The title of the paper is "Plasma neurofilament light predicts mortality in patients with stroke".

In neurons located in the brain, the NFL protein is abundant. NFL is released into cerebrospinal fluid and then the blood if nerves are damaged after a stroke or from other neurological disorders. According to the research team, the amount of NFL released is indicative of neuron damage in the brain. Stroke is a leading cause of death, but from acute and non-disabling to serious long-term disability, symptoms differ widely.

It is crucial for patients and their loved ones to estimate the seriousness of a stroke and how well a person is expected to recover,' said Tania Gendron, PhD, assistant professor at the Mayo Clinic in Florida and the paper's first author. It is also critical for their care to accurately predict a patient's prognosis, as it informs decisions on treatment and recovery. We tried to decide whether the amount of NFL in the blood of patients could be used to assess their prognosis after a stroke, whether it is an ischemic stroke, occurring when a clot prevents blood flow to the brain, or a hemorrhagic stroke, occurring when a weak blood vessel bursts and bleeds into the brain.

To measure NFL concentrations in blood collected from 314 patients after a stroke and in blood from 79 healthy individuals, researchers used an investigative blood test. The patients had either acute cerebral infarction (N = 227), subarachnoid aneurysmal haemorrhage (N = 58), or intracerebral nontraumatic haemorrhage (N = 29). In addition, the team validated the findings of nontraumatic intracerebral haemorrhage in two independent cohorts of patients with (N = 96 and N = 54) due to the scarcity of blood biomarker studies for this deadliest type of stroke." This analysis allowed the scientists to determine whether NFL after a stroke is elevated. They also investigated whether NFL levels are indicative of the severity of the stroke and eventual recovery.

For all stroke forms, the researchers found that NFL levels were higher.

In addition to the neurological, functional, or cognitive status of the patients at the time their blood was obtained, the researchers explored associations between NFL levels and the degree of brain injury. The study also investigated whether by accurately predicting post-stroke outcomes and survival, NFL levels could foresee future recovery. Similar methods were used to test NFL as a prognostic biomarker in two additional groups of stroke patients (total of 150) and 48 healthy controls to validate their findings; they also found that patients with lower NFL levels increased day-to-day function six months after stroke.

We find that NFL blood levels predict the severity of stroke,” said Leonard Petrucelli, PhD, a professor of neuroscience at the Florida Mayo Clinic. We find that higher NFL levels predict worse functional results and shorter post-stroke survival times. For ischemic stroke and hemorrhagic stroke, we found this to be the case. As a positive prognostic biomarker for stroke, our research establishes NFL.

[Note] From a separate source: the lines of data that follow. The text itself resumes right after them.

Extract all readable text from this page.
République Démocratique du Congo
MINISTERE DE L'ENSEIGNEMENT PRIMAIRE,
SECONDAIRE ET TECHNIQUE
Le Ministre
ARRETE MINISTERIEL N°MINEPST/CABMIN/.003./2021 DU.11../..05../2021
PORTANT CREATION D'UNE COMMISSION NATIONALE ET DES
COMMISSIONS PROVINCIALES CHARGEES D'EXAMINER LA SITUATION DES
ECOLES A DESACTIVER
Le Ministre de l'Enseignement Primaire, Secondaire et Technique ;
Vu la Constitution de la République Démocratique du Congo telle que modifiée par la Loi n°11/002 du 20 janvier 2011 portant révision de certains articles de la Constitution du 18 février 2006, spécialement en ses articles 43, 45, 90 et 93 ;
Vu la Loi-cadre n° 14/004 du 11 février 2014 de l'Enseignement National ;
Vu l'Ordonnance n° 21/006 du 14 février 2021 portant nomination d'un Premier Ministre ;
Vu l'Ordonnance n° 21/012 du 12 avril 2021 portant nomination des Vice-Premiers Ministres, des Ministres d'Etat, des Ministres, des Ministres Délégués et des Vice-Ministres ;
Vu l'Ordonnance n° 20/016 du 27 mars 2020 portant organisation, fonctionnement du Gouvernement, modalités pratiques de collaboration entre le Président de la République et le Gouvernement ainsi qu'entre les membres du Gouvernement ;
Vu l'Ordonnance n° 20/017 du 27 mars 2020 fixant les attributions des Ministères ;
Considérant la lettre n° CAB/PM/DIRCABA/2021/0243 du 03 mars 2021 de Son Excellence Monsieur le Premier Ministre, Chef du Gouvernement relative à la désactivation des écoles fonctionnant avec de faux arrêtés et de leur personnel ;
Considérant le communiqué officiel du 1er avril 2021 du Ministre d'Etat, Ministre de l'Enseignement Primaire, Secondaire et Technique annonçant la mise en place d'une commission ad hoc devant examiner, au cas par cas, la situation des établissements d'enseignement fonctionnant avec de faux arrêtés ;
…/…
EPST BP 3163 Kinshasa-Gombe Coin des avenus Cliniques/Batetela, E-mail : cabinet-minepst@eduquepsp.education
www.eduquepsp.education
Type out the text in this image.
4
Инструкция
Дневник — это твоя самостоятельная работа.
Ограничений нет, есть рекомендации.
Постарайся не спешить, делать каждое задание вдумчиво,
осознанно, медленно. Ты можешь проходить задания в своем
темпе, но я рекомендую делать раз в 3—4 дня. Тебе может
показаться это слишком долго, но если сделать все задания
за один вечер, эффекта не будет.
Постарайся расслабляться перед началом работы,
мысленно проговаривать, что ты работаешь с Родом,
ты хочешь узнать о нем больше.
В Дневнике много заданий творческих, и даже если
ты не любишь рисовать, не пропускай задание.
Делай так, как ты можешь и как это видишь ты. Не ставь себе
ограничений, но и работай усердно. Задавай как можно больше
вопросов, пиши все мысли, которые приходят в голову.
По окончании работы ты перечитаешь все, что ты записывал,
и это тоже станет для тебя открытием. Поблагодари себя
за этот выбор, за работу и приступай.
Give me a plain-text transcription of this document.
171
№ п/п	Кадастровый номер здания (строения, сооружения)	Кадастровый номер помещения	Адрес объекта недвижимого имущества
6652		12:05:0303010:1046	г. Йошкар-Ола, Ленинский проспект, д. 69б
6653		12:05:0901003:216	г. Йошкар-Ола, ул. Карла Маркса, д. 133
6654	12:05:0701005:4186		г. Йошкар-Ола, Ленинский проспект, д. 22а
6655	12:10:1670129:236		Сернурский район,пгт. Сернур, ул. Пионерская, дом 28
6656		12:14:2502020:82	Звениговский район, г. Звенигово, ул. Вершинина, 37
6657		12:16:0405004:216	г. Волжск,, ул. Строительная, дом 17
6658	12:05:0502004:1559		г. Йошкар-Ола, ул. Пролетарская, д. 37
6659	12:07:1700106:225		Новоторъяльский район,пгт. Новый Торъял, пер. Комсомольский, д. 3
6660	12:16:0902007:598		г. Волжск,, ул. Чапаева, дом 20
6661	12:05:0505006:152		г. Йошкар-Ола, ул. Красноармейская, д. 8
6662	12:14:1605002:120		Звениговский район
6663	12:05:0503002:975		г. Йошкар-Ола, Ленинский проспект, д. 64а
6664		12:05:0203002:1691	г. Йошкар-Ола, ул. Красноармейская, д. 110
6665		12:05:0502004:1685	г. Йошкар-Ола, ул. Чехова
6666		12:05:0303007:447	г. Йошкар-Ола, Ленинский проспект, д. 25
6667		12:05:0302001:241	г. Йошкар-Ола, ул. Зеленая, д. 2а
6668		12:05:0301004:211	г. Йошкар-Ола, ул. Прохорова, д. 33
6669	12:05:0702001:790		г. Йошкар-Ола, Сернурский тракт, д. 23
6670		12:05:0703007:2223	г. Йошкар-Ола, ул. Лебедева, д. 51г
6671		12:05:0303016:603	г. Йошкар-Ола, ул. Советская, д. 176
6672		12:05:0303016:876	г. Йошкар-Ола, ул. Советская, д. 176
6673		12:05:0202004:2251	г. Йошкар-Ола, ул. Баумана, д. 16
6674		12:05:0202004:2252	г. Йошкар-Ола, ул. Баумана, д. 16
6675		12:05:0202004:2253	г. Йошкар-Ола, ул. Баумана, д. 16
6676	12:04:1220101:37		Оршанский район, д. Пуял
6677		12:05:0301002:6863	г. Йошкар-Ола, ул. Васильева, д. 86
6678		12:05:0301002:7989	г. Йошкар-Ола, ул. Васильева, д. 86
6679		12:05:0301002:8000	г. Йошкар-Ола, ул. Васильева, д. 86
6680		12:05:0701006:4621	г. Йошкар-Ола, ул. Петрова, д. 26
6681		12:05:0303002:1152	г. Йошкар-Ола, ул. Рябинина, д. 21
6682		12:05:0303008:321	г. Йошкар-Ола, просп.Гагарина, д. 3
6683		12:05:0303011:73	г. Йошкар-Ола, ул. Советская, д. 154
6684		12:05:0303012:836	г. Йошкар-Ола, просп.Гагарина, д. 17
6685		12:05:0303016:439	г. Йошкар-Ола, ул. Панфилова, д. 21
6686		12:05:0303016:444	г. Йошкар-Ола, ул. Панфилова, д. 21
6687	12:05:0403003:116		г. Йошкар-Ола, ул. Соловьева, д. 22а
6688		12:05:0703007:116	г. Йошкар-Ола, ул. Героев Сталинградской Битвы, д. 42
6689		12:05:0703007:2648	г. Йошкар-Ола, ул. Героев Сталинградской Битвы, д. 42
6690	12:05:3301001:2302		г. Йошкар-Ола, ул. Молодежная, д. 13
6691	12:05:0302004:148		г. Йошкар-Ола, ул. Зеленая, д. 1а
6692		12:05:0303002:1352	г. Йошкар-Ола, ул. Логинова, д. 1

Brain imaging is currently used to assess damage from a stroke. While an NFL blood test is not yet available in the clinical environment, researchers hope that doctors will be able to minimise the use of imaging in the future, using an NFL blood test instead to help assess the best course of action, as well as boosting clinical trials with better matched groups of patients based on the degree of brain injury and severity of symptoms.

The authors noted that identifying precisely when blood NFL levels begin to associate with long-term outcomes in the aftermath of stroke would be one crucial step in clinical translation.

"We hope that our findings will eventually improve how patients are handled in clinical trials using NFL biomarkers to allow therapeutic effects to be identified more quickly and accurately," said James Meschia, MD, a neurologist at the Mayo Clinic in Florida. Our results will also help us plan rehabilitation needs better for patients who need it most and for the longer term.